You can find this pack and other Fantastic Maps map packs on my RPGNow store.

----------


## Gamerprinter

Congrats, T! Looks great, and look forward to more of your work with KQ!

GP

----------


## Jaxilon

Good job Torstan, congrats on the new deal with KQ!

----------


## Gidde

This could be perfect for some of the places in my campaign world. As always, Torstan, you rock  :Smile:

----------


## Steel General

As expected from Torstan, top-notch work.

----------


## torstan

Thanks guys! It's great to be able to release some more maps in versions that can be used in people's games. If you pick this up, please consider writing a short review.
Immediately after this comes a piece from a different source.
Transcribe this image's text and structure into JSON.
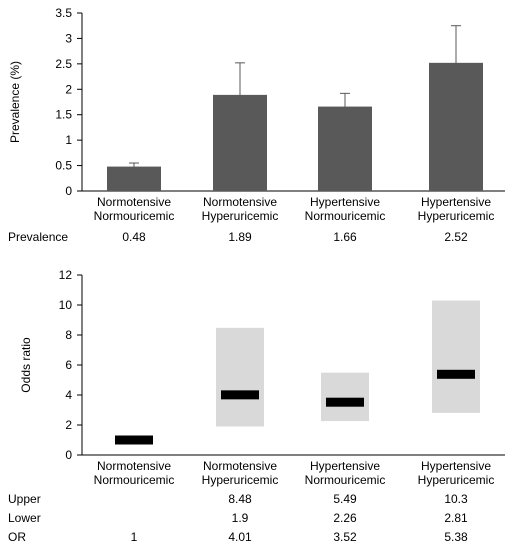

Even a sentence on RPGNow helps a lot.

----------


## krasimir

Excellent stuff, Torstan!

----------


## RobA

Haha-

I read the title quickly and though it was the "Giant Meatball".

Now I am sad, as I had my hopes up for a map of a giant meatball.  :Frown: 

-Rob A>

----------


## Ascension

As long as it's not Meatwad - I can't understand a word that guy says.

----------


## Steel General

> As long as it's not Meatwad - I can't understand a word that guy says.


"But damn, that's your money man!" - Meatwad from the Scott Van Pelt show on ESPN Radio

----------


## Ascension

I like the Carl bits on SVP, Stone cold lead pipe lock of the century...o da week.  And here I thought I was the only one watching SVP.   :Smile:

----------


## Steel General

Probably the best show on ESPN radio, the really need to get rid of The Herd...

----------


## Sakusammakko

Somehow I missed or overlooked this map, too.  Adding it to my wishlist now.  Looks fantastic.

----------


## torstan

Glad you like it. Let me know if it works out for you.

----------